For behavioral analyses, the solutions (100 mM sucrose in white and 100 mM sucrose+40 mM l-canavanine in black) were put in contact with the leg tarsi during the 5-s assay. l-Canavanine (Cana) does not affect the percentage of proboscis extension reflex (PER) in WT and mtt mutant (mttf06268/mttf06268 and mttf06268/DfEx7096) flies. After the PER response, l-canavanine triggers the proboscis retraction (PR) in WT, but not in mtt mutant flies. Error bars indicate SEM. Asterisks indicate significant differences by t-test (p<0.001).
Figure 7.
mtt is required in Gr66a-GRNs.
(A) Knockdown of mtt expression by RNAi in NP4288-GRNs and Gr66a-GRNs suppresses the l-canavanine (Cana)-induced PR gustatory phenotype. Histograms show the percentage of PR of controls (NP4288/+, mttf06268/+;UAS-mtt RNAi/+, UAS-mtt RNAi/+, and Gr66a:mttf06268/+) and mtt heterozygous flies expressing the mtt RNAi construct in NP4288-positive GRNs (NP4288/mttf06268;UAS-mtt RNAi/+) or in Gr66a-GRNs (Gr66a:mttf06268;UAS-mtt RNAi/+). Compared to controls, the down-regulation of mtt in NP4288-GRNs or in Gr66a-GRNs suppresses the l-canavanine–induced PR. For all genotypes, l-canavanine does not significantly affect the percentage of PER (see Figure S4A). Behavioral analyses were performed as described in Figure 6. Error bars indicate SEM. Double asterisks indicate significant differences by t-test (p<0.001). (B) Expression of mtt in bitter-sensitive Gr66a-GRNs rescues the PR mutant gustatory phenotype of mtt mutant flies. Histograms show the percentage of PR of control flies (mttf06268/+;UAS-mtt/+), mtt mutant flies carrying one copy of each GRN GAL4 (Gr66a:mttf06268/mttf06268, Gr5a:mttf06268/mttf06268, and NP1017/+;mttf06268/mttf06268) and mtt mutant flies expressing mtt in bitter-, sugar-, and water sensitive GRNs (Gr66a:mttf06268/mttf06268;UAS-mtt/+, Gr5a:mttf06268/mttf06268;UAS-mtt/+, and NP1017/+;mttf06268/mttf06268;UAS-mtt/+, respectively). Note that only mtt mutant flies expressing mtt in Gr66a-GRNs show a rescue of the l-canavanine–induced PR phenotype.
Figure 8.
DmXR is localized to GRN dendrites and is dispensable for caffeine sensitivity.
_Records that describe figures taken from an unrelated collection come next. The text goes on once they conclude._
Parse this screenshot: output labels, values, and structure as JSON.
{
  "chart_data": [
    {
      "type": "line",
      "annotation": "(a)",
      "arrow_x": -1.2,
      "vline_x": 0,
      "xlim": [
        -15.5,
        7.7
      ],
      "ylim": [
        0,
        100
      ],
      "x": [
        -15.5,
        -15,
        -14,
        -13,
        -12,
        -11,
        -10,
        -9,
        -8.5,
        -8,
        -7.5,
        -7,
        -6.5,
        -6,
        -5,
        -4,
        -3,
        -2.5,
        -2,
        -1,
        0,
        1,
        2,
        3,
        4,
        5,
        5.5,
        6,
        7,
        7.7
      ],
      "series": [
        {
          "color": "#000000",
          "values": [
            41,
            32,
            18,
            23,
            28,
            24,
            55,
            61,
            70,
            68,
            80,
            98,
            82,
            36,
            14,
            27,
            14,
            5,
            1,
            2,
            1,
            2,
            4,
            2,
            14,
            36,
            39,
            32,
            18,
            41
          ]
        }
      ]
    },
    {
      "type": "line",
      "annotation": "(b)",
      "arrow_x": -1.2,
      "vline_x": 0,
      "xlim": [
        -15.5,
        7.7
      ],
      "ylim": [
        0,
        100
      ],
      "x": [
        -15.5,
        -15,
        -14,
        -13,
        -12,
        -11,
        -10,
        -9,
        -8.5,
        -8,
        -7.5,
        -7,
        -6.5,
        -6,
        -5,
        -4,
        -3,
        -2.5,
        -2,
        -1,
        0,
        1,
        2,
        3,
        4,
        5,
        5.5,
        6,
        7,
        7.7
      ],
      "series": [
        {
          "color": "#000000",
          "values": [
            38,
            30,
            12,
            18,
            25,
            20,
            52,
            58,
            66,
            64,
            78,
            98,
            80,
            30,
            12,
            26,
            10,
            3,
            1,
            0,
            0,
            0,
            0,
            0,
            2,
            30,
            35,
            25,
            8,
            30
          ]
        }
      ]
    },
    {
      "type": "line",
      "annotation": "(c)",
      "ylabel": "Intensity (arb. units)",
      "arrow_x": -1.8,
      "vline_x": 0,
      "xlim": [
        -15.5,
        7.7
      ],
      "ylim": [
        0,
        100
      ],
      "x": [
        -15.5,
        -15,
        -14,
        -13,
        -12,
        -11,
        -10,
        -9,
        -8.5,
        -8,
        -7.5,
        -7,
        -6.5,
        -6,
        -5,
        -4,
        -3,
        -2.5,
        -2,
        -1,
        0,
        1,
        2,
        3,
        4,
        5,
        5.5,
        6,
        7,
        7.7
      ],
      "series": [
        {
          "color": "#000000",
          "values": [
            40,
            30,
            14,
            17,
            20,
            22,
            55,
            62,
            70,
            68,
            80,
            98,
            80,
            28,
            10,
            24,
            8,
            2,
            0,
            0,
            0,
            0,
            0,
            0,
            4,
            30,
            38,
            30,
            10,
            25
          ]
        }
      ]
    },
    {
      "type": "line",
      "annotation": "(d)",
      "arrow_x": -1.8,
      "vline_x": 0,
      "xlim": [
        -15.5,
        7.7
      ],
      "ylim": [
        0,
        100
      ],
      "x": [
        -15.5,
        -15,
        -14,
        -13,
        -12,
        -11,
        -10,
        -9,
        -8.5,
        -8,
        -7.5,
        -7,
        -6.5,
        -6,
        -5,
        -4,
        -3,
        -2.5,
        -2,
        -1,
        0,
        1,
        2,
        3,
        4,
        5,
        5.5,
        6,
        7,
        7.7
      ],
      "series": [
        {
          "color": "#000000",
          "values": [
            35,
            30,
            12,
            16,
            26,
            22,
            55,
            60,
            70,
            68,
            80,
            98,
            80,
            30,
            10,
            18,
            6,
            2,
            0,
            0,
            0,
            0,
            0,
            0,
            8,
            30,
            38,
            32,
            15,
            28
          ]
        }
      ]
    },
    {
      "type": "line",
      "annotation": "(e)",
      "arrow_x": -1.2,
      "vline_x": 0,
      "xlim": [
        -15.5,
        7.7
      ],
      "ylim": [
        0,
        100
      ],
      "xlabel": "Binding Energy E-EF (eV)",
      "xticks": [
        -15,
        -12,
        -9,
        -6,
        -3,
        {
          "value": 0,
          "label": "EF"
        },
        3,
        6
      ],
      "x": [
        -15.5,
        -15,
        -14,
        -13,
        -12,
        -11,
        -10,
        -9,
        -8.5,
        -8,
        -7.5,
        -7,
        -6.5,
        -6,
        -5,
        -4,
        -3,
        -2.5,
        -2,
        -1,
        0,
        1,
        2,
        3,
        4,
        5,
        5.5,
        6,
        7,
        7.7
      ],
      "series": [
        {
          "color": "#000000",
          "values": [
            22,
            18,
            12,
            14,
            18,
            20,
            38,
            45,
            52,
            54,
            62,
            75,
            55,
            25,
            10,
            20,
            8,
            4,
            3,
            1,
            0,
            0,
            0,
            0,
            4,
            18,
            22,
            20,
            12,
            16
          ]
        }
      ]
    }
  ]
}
(A) Subcellular localization of the DmX receptor. Anti-HA immunostaining on labellum of Gr66a-GAL4/+;UAS-HAmtt/+ flies. HAmtt is a HA-tagged version of the DmX receptor. When DmXR is expressed in Gr66a-GRNs, it is principally targeted to the dendrite. Note the strong localization of the receptor at the tip of the dendrite (arrowhead). (B) The aversive effect of caffeine is not affected in mtt mutant flies. Behavioral analyses were performed as described in Figure 6 except that 100 mM sucrose (white) and 100 mM sucrose+50 mM caffeine (grey) solutions were used. Histograms show the percentage of PER and PR of control (WT) and mtt mutant (mttf06268/mttf06268) flies. For both control and mtt mutant flies, the caffeine inhibits the sucrose-induced PER. This effect is not complete as some flies still performed a PER in the presence of caffeine. Most of these flies retract their proboscis in response to caffeine, similar to what is observed with l-canavanine. Error bars indicate SEM. Double asterisks indicate significant differences by t-test (p<0.001).